Philadelphia Police did not respond to PGN’s request for an update on the investigation.

Maher said she plans to also send another round of letters, with Cordova’s photo included, to law-enforcement and elected officials, urging renewed activity on the investigation.

“At year three, I sent a letter to the detective, the police commissioner, the mayor and got calls [from them]. It’s upsetting to just get no calls, no answers. I still want to hear something.”

Without an arrest, Maher said she takes solace in her hope that justice has been served another way.

“I like to believe in karma,” she said.

Maher also continues to go to counseling once a month.

“My counselor keeps trying to kick me out,” Maher laughed, “but then this time of year comes around and she says, ‘Never mind, you need this, come on in.’

"Someone at work the other day said, ‘I don’t know how you manage to function,’” Maher added, “and I said, ‘Well, you just kind of coast.’ Some days are better, some days are not. I just have to take each day as it comes.”

Educating others about trans equality is also a cathartic experience.
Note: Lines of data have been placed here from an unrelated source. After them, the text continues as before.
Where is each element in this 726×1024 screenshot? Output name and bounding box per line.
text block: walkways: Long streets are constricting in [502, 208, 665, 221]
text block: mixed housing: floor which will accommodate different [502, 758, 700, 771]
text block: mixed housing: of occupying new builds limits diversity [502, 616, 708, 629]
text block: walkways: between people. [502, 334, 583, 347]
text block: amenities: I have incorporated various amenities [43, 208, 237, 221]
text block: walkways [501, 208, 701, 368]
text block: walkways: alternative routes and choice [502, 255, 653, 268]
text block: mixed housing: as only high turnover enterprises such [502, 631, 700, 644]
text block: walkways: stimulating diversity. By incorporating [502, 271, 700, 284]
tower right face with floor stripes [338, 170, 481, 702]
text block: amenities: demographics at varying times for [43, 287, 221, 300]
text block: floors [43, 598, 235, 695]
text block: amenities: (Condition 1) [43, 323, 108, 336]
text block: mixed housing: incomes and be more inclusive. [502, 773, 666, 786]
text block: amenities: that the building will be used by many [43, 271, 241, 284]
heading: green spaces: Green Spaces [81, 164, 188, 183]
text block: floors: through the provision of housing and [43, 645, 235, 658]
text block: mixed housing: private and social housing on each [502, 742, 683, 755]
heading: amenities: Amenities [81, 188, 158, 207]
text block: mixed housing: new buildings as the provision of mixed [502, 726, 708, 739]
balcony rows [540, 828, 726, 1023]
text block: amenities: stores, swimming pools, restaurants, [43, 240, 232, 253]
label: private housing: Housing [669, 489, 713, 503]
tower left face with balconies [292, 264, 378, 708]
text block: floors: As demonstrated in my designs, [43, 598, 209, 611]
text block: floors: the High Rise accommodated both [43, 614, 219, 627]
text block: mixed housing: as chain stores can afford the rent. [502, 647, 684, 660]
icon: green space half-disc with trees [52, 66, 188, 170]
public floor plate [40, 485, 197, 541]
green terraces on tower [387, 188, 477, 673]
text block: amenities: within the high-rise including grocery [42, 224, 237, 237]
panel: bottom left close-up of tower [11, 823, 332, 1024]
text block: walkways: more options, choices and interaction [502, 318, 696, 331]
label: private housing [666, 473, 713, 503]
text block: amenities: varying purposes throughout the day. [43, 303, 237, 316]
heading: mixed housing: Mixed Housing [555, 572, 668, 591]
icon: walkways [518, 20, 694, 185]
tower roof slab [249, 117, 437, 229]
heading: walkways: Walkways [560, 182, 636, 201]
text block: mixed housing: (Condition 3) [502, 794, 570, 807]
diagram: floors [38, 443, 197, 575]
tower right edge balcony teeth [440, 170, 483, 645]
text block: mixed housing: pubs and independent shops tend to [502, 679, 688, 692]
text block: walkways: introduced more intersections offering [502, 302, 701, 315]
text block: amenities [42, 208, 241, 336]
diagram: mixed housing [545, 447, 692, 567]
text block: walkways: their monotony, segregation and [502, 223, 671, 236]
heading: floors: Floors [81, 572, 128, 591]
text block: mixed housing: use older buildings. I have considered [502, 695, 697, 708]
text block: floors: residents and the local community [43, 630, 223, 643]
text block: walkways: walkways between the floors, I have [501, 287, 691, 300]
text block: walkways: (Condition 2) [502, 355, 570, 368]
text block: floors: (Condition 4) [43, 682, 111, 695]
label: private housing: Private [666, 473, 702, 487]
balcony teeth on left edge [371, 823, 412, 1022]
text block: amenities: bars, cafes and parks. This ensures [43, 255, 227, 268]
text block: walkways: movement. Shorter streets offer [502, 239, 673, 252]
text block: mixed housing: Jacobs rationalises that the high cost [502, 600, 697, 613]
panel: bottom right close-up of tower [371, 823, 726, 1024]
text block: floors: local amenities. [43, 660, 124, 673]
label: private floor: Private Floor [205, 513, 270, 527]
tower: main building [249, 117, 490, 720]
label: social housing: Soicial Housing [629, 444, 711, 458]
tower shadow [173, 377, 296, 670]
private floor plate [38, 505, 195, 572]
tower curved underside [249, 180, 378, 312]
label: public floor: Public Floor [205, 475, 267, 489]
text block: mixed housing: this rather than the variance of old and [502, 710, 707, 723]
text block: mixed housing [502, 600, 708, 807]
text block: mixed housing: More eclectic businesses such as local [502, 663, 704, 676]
Maher participated in several years of the Philly Trans March, bringing a number of family and friends with her, and plans to return to the Oct. 7 event.

Last year, she counseled a friend whose son came out as trans; it’s those youth who are being affected by anti-trans rhetoric, she said, including from the federal administration.

“When it comes to the military, there have been gay and trans people in the military in some aspects for centuries. Anybody who is willing to go out and defend me, you let them do it. What difference does it make?” she said about the recent reversal of trans military inclusion. “Instead of trying to help people and encourage oneness and inclusion, they’re wanting to separate people. We need to be helping young trans people to succeed down the road, and that’s not the way to do it.”